Facility for the growth and characterization of Single Wall Carbon Nanotubes
The facility for the growth and characterization of Single Wall Carbon Nanotubes is being created at Jamia Millia Islamia University, New Delhi.

Nano Science and Technology Initiative (NSTI)
Launched by the DST, in 2001, focused on various issues relating to infrastructure development, basic research and application oriented programmes in nanomaterial including drugs/drug delivery/gene targeting and DNA chips. It gave way to Nano Mission in 2007.

The Nano Science and Technology Mission (NSTM)
An Umbrella programme was launched in the year 2007 to promote R&D in this emerging area of research in a comprehensive fashion.
The main objectives of the Nano Mission are: basic research promotion, infrastructure development for carrying out front ranking research, development of nano technologies and their applications, human resource development and international collaborations.


Several bilateral collaborations emerged in nano science and technology, as it was a part of nearly all the Science & Technology agreements between India and other countries.

• Initiatives for joint R&D have figured prominently with Indian institutes engaging in projects of similar kind in the US, EU, Japan, Taiwan and Russia.

• The S&T departments of Brazil, South Africa and India have embarked on a tri-lateral initiative to developed collaborative programmes in several common areas of interest, and nanotechnology being one of them.

• Other initiatives include Science and Technology Initiatives with Indian Diaspora – Scientists and Technologists of Indian Origin Abroad (STIOs) for encouraging networking between Indian scientists and scientists and technologists of Indian origin that are based abroad.

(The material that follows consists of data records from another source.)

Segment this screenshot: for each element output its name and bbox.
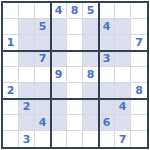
given-digit: 4 — [103, 21, 111, 32]
cell-r1c4[interactable]: 4 — [51, 3, 67, 19]
given-digit: 4 — [55, 5, 63, 16]
given-digit: 7 — [39, 53, 47, 64]
cell-r1c8[interactable] — [115, 3, 131, 19]
cell-r4c1[interactable] — [3, 51, 19, 67]
cell-r3c9[interactable]: 7 — [131, 35, 147, 51]
given-digit: 8 — [71, 5, 79, 16]
given-digit: 3 — [103, 53, 111, 64]
cell-r5c5[interactable] — [67, 67, 83, 83]
cell-r3c6[interactable] — [83, 35, 99, 51]
cell-r1c5[interactable]: 8 — [67, 3, 83, 19]
cell-r9c5[interactable] — [67, 131, 83, 147]
given-digit: 7 — [119, 134, 127, 145]
cell-r6c8[interactable] — [115, 83, 131, 99]
cell-r5c7[interactable] — [99, 67, 115, 83]
cell-r9c7[interactable] — [99, 131, 115, 147]
given-digit: 5 — [87, 5, 95, 16]
cell-r8c6[interactable] — [83, 115, 99, 131]
cell-r7c8[interactable]: 4 — [115, 99, 131, 115]
cell-r9c4[interactable] — [51, 131, 67, 147]
cell-r7c6[interactable] — [83, 99, 99, 115]
given-digit: 3 — [23, 134, 31, 145]
cell-r4c9[interactable] — [131, 51, 147, 67]
cell-r3c2[interactable] — [19, 35, 35, 51]
cell-r2c3[interactable]: 5 — [35, 19, 51, 35]
given-digit: 1 — [7, 37, 15, 48]
cell-r9c2[interactable]: 3 — [19, 131, 35, 147]
cell-r8c7[interactable]: 6 — [99, 115, 115, 131]
cell-r8c2[interactable] — [19, 115, 35, 131]
cell-r9c6[interactable] — [83, 131, 99, 147]
cell-r4c5[interactable] — [67, 51, 83, 67]
cell-r1c6[interactable]: 5 — [83, 3, 99, 19]
cell-r5c2[interactable] — [19, 67, 35, 83]
given-digit: 2 — [7, 85, 15, 96]
cell-r1c1[interactable] — [3, 3, 19, 19]
cell-r4c6[interactable] — [83, 51, 99, 67]
cell-r3c1[interactable]: 1 — [3, 35, 19, 51]
box-border-horizontal-2 — [3, 98, 147, 100]
given-digit: 6 — [103, 117, 111, 128]
given-digit: 5 — [39, 21, 47, 32]
cell-r7c9[interactable] — [131, 99, 147, 115]
cell-r9c3[interactable] — [35, 131, 51, 147]
cell-r6c2[interactable] — [19, 83, 35, 99]
cell-r8c4[interactable] — [51, 115, 67, 131]
cell-r2c6[interactable] — [83, 19, 99, 35]
given-digit: 9 — [55, 69, 63, 80]
box-border-horizontal-1 — [3, 50, 147, 52]
sudoku-board: 4855417739828244637 — [1, 1, 149, 149]
cell-r8c3[interactable]: 4 — [35, 115, 51, 131]
given-digit: 8 — [87, 69, 95, 80]
given-digit: 8 — [135, 85, 143, 96]
cell-r5c3[interactable] — [35, 67, 51, 83]
sudoku-grid: 4855417739828244637 — [3, 3, 147, 147]
cell-r2c2[interactable] — [19, 19, 35, 35]
cell-r5c6[interactable]: 8 — [83, 67, 99, 83]
cell-r1c2[interactable] — [19, 3, 35, 19]
given-digit: 4 — [39, 117, 47, 128]
cell-r2c9[interactable] — [131, 19, 147, 35]
cell-r7c4[interactable] — [51, 99, 67, 115]
given-digit: 4 — [119, 101, 127, 112]
cell-r3c3[interactable] — [35, 35, 51, 51]
cell-r2c5[interactable] — [67, 19, 83, 35]
cell-r9c8[interactable]: 7 — [115, 131, 131, 147]
cell-r6c4[interactable] — [51, 83, 67, 99]
cell-r3c4[interactable] — [51, 35, 67, 51]
cell-r6c9[interactable]: 8 — [131, 83, 147, 99]
cell-r5c1[interactable] — [3, 67, 19, 83]
cell-r3c7[interactable] — [99, 35, 115, 51]
cell-r9c1[interactable] — [3, 131, 19, 147]
given-digit: 2 — [23, 101, 31, 112]
box-border-vertical-1 — [50, 3, 52, 147]
cell-r1c3[interactable] — [35, 3, 51, 19]
box-border-vertical-2 — [98, 3, 100, 147]
cell-r5c4[interactable]: 9 — [51, 67, 67, 83]
cell-r6c5[interactable] — [67, 83, 83, 99]
cell-r6c7[interactable] — [99, 83, 115, 99]
cell-r4c3[interactable]: 7 — [35, 51, 51, 67]
cell-r6c3[interactable] — [35, 83, 51, 99]
cell-r6c1[interactable]: 2 — [3, 83, 19, 99]
cell-r8c5[interactable] — [67, 115, 83, 131]
cell-r7c3[interactable] — [35, 99, 51, 115]
cell-r3c5[interactable] — [67, 35, 83, 51]
cell-r2c1[interactable] — [3, 19, 19, 35]
cell-r7c5[interactable] — [67, 99, 83, 115]
cell-r8c9[interactable] — [131, 115, 147, 131]
cell-r7c2[interactable]: 2 — [19, 99, 35, 115]
cell-r4c8[interactable] — [115, 51, 131, 67]
cell-r2c8[interactable] — [115, 19, 131, 35]
cell-r5c8[interactable] — [115, 67, 131, 83]
cell-r7c1[interactable] — [3, 99, 19, 115]
cell-r6c6[interactable] — [83, 83, 99, 99]
cell-r3c8[interactable] — [115, 35, 131, 51]
cell-r7c7[interactable] — [99, 99, 115, 115]
cell-r8c1[interactable] — [3, 115, 19, 131]
cell-r4c2[interactable] — [19, 51, 35, 67]
cell-r1c7[interactable] — [99, 3, 115, 19]
cell-r2c7[interactable]: 4 — [99, 19, 115, 35]
cell-r8c8[interactable] — [115, 115, 131, 131]
given-digit: 7 — [135, 37, 143, 48]
cell-r4c4[interactable] — [51, 51, 67, 67]
cell-r5c9[interactable] — [131, 67, 147, 83]
cell-r1c9[interactable] — [131, 3, 147, 19]
cell-r4c7[interactable]: 3 — [99, 51, 115, 67]
cell-r9c9[interactable] — [131, 131, 147, 147]
cell-r2c4[interactable] — [51, 19, 67, 35]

• The International Science and Technology Directorate (ISAD) of the (CSIR) Council of Science and Industrial Research that aims to strengthen cooperation between CSIR and international institutions has facilitated workshops and collaborative projects with international partners like South Africa, France, South Korea, China, Japan in the area of nanoscience and technology.

• Another forum for international collaboration is the Euro-India Net set up under the FP6 between EU and India to encourage collaborations between scientists from the 2 regions in the area of nanotechnology. A memorandum of understanding also has been signed between India and UNESCO to establish a Regional Centre for Education and Training in Biotechnology, where one of the focus areas is on nano-biotechnology.